How is a Residential Treatment Program in Arizona different from an Inpatient Drug Rehab?

Quite simply, a residential treatment program is much more drastic and aggressive than an inpatient drug rehab program in Arizona. In fact, an inpatient drug rehab is targeted at people who can still manage their addictions and those who do not yet have life-threatening complications of their addiction problem. But the residential treatment program is directly targeted at people who are at the most extreme condition in their addiction. These people are those who have hit their bottom already, those for whom other methods of treatment have failed and those who have been incarcerated for criminal acts committed under the influence of drug addiction. The drug rehab in Arizona may be for people with mild addiction problems, but the residential program is clearly targeted at people for whom the addiction cannot get any worse.
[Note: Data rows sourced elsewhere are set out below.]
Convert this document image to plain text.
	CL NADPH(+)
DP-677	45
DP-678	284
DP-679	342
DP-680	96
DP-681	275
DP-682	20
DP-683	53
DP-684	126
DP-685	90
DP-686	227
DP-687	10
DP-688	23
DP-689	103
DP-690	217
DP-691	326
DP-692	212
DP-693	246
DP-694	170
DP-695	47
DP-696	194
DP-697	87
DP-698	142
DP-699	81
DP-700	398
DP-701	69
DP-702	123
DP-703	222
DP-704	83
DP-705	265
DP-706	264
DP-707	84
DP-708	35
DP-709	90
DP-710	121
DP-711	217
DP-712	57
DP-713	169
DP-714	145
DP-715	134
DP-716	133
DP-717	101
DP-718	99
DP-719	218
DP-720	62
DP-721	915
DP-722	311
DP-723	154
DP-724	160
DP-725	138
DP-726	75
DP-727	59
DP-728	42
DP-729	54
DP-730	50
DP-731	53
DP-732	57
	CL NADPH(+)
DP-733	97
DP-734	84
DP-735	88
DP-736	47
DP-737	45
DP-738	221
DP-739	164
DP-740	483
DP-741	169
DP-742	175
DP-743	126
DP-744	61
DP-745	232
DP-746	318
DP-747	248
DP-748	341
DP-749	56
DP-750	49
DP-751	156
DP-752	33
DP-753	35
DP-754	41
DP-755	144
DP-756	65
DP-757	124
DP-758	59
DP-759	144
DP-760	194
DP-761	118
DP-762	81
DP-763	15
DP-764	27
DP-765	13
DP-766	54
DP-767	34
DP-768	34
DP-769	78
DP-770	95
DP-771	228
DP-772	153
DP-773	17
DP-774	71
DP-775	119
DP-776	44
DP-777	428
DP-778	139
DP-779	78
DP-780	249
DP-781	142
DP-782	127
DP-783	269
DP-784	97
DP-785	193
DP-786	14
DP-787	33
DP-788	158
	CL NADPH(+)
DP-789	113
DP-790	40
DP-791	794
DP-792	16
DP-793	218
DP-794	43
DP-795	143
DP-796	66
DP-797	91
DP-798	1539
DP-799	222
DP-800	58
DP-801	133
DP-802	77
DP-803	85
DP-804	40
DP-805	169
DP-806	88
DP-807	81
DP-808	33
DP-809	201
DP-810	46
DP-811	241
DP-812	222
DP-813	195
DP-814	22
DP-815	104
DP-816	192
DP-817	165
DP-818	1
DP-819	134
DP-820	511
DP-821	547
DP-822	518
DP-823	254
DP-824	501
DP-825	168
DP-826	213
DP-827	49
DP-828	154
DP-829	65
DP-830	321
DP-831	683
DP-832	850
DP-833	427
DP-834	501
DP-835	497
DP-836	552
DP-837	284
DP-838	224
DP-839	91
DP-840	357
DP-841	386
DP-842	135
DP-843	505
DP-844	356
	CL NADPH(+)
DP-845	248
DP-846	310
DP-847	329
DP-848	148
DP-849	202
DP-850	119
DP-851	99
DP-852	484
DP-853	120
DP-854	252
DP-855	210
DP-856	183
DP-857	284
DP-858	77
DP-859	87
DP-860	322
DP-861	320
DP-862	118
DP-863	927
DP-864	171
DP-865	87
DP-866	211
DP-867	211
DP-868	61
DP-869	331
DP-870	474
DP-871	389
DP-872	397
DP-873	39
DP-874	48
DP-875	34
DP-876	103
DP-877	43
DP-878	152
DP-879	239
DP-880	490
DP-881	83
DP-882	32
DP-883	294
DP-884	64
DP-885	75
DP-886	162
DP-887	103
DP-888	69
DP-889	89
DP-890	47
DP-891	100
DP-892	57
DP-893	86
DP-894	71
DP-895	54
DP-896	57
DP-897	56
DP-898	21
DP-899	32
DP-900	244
The residential addiction treatment program in Arizona is actually a community program. People with similar addictions are made to stay together as their individual problems are addressed. They are imparted common training. The detoxification process is a part of both the inpatient rehab as well as the residential treatment program. A typical residential treatment program in Arizona can go on up to six months or a year, though there are also people who enter into such treatment voluntarily. For such people, there can also be short programs of up to three months duration. The inpatient rehabs will be much shorter than this; after the detox the person may be also put into an outpatient aftercare program.